Husler underwent a caesarean-section and delivered a whopping 12 pound boy. But when she asked for her child, she was told by authorities that he had developed respiratory troubles during delivery as he possibly had ingested fluids, which were in his lungs. Sometime before 4pm yesterday, she was informed by a doctor that her baby had succumbed.
The very emotional mother, who was at intervals too distraught to speak, said, “My baby was big, he filled the newborn crib they had him in.
There was no way I could have pushed him out and they should have known that because it isn’t like I didn’t tell them… I have a daughter already and this would have been the son I wanted so long.”
Only last week, the GPHC rejected claims that it was in any way responsible for the deaths of two infants who had succumbed shortly after their mothers had also died during delivery.
Samantha Bruce, 17, of Soesdyke, recently died at the Georgetown Public Hospital after delivering twins, one boy and a girl. The female infant subsequently passed away, while undergoing care.
The male child remains in the Intensive Care Unit of the institution and is listed in a stable condition and is said to be progressing very well.
The other young mother, Chitrawattie Ramjiwan, 20, of Cotton Tree, West Coast Berbice died while being transferred from Fort Wellington Hospital to the New Amsterdam Hospital.
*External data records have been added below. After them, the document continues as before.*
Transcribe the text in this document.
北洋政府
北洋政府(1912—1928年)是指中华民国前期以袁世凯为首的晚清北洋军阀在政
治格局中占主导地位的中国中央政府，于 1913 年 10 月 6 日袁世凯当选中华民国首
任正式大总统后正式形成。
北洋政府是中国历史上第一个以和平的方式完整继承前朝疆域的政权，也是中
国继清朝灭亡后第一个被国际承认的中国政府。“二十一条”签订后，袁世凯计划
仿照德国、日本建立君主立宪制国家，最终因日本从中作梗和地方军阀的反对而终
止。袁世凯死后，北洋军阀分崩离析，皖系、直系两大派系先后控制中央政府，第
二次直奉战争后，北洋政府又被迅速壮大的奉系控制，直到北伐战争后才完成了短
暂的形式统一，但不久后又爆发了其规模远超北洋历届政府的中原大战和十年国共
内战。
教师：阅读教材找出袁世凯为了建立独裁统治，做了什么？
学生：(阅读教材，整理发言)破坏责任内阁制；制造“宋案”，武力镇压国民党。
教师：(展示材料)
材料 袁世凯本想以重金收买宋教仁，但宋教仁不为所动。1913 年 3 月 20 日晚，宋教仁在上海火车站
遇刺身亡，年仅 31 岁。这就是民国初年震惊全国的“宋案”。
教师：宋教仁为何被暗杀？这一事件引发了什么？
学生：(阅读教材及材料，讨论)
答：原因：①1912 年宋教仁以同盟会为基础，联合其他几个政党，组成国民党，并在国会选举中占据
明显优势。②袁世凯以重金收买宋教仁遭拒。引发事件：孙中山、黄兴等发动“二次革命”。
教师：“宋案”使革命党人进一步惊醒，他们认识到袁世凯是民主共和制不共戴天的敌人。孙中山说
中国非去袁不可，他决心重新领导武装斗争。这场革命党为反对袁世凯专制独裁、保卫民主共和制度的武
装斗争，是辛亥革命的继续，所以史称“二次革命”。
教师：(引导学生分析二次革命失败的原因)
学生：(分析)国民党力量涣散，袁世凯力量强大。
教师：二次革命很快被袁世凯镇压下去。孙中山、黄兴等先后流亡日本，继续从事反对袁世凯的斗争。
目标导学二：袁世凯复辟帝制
She had delivered a girl and had developed complications.
The child was rushed to the GPHC and was being monitored, but she, too, died a few days after. While a post-mortem examination (PME) was not performed on the infant, the one done on her mother listed her cause of death as hemorrhaging and hemorrhagic shock. Two obstetricians later stated that the monitoring of the babies after birth in both cases was lax.
The Ministry of Health has also come in for sharp criticism since at of May 31st there had already been nine reported maternal deaths for the year, despite more training of healthcare officials in the area of neonatal care.